Generating lines of best fit and Outliers

• TI-83 Graphing Calculator:
• Turn diagnostics on (2nd, O, DiagnosticsOn, Enter)
• Enter Data (STAT, 1:edit)
• Graph Data (2nd, y=, Turn Plot 1 on, zoom, 9:zoomStat)
• Equation of line of best fit (STAT, Calc, 4: LinReg(ax+b), Vars, yvars, 1: functions, 1:y1)
• Microsoft Excel
• Enter data
• Highlight data and construct scatterplot (Insert, Charts, Scatter)
• Equation for line of best fit (Chart Tools, Layout, Trend line)
• Fathom
• Enter data (Copy/Type/Open)
• Construct scatterplot (drag variables to axes)
• Equation for line of best fit (Graph, least squares line)
• Show Squares, residual plot to identify outliers
• Determine value of correlation coefficients

Cause and Effect

• Cause and Effect
• A change in X causes a change in Y
• Ie. Time and tree trunk diameter
• Common Cause
• An external factor causes two variables to change in the same way
• Ie. Correlation between ski sales, and video rentals
• Where it’s caused by colder weather
• Reverse Cause and Effect
• The dependent and independent variables are reversed in ascertaining which caused which.
• Ie. Correlation between coffee consumption and anxiety theorized that drinking coffee causes anxiety and it is found that anxious people drink coffee
• Accidental Relationships
• A correlation without any casual relationship between the variables
• Ie Increase in SUV sales causes increase in chipmunk population
• Presumed Relationship
• A correlation that does not seem to be accidental even though no cause-and-effect or common cause relationship is apparent
• Ie. A correlation between the person’s level of fitness and the number of action movies they watch.

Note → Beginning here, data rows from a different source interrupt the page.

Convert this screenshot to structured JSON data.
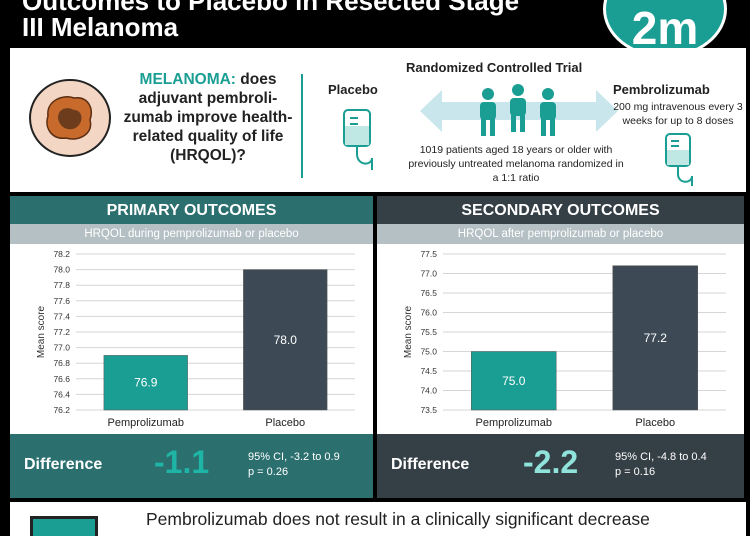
{
  "header": {
    "title_line1": "Outcomes to Placebo in Resected Stage",
    "title_line2": "III Melanoma",
    "logo_text": "2m"
  },
  "summary": {
    "question_prefix": "MELANOMA:",
    "question_rest": "does adjuvant pembroli-zumab improve health-related quality of life (HRQOL)?",
    "placebo_label": "Placebo",
    "rct_label": "Randomized Controlled Trial",
    "pembro_label": "Pembrolizumab",
    "pembro_dose": "200 mg intravenous every 3 weeks for up to 8 doses",
    "trial_description": "1019 patients aged 18 years or older with previously untreated melanoma randomized in a 1:1 ratio",
    "icons": [
      "melanoma-lesion-icon",
      "iv-bag-icon",
      "patients-icon",
      "double-arrow-icon"
    ]
  },
  "primary": {
    "title": "PRIMARY OUTCOMES",
    "subtitle": "HRQOL during pemprolizumab or placebo",
    "diff_label": "Difference",
    "diff_value": "-1.1",
    "ci": "95% CI, -3.2 to 0.9",
    "p": "p = 0.26"
  },
  "secondary": {
    "title": "SECONDARY OUTCOMES",
    "subtitle": "HRQOL after pemprolizumab or placebo",
    "diff_label": "Difference",
    "diff_value": "-2.2",
    "ci": "95% CI, -4.8 to 0.4",
    "p": "p = 0.16"
  },
  "conclusion": {
    "text": "Pembrolizumab does not result in a clinically significant decrease"
  },
  "colors": {
    "teal": "#1a9e93",
    "dark_bar": "#3d4a55",
    "primary_panel": "#2b6f6e",
    "secondary_panel": "#353f46"
  },
  "chart_data": [
    {
      "type": "bar",
      "categories": [
        "Pemprolizumab",
        "Placebo"
      ],
      "values": [
        76.9,
        78.0
      ],
      "value_labels": [
        "76.9",
        "78.0"
      ],
      "ylabel": "Mean score",
      "ylim": [
        76.2,
        78.2
      ],
      "yticks": [
        "76.2",
        "76.4",
        "76.6",
        "76.8",
        "77.0",
        "77.2",
        "77.4",
        "77.6",
        "77.8",
        "78.0",
        "78.2"
      ],
      "grid": true
    },
    {
      "type": "bar",
      "categories": [
        "Pemprolizumab",
        "Placebo"
      ],
      "values": [
        75.0,
        77.2
      ],
      "value_labels": [
        "75.0",
        "77.2"
      ],
      "ylabel": "Mean score",
      "ylim": [
        73.5,
        77.5
      ],
      "yticks": [
        "73.5",
        "74.0",
        "74.5",
        "75.0",
        "75.5",
        "76.0",
        "76.5",
        "77.0",
        "77.5"
      ],
      "grid": true
    }
  ]
}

• When analyzing data, we should ask:
• Source: How reliable/current is the source?
• Sample:Does the sample reflect the opinions in the population?
• Was the sampling technique free foam bias?
• Graph: Is the graph accurately portrayed? (Axis starting at zero)
• Correlation:Is the correlation between the variables strong enough to make inferences?
• Is the causation assumed just because there is a correlation?
• Are there extraneous variables impacting the results?

Number Manipulation

• Percentage Points: means that it’s X percentage points / the value
• Ie. 3 percentage points up from 75% is 75+(3/75*100) = 79%
• Making Numbers Larger: In order to make better sense of numbers, sometimes people use smaller scales to make them seem bigger
• Ie. 2,000,000 iPads sold in the first 3 months can be said as “2 iPads sold every second” to sound larger.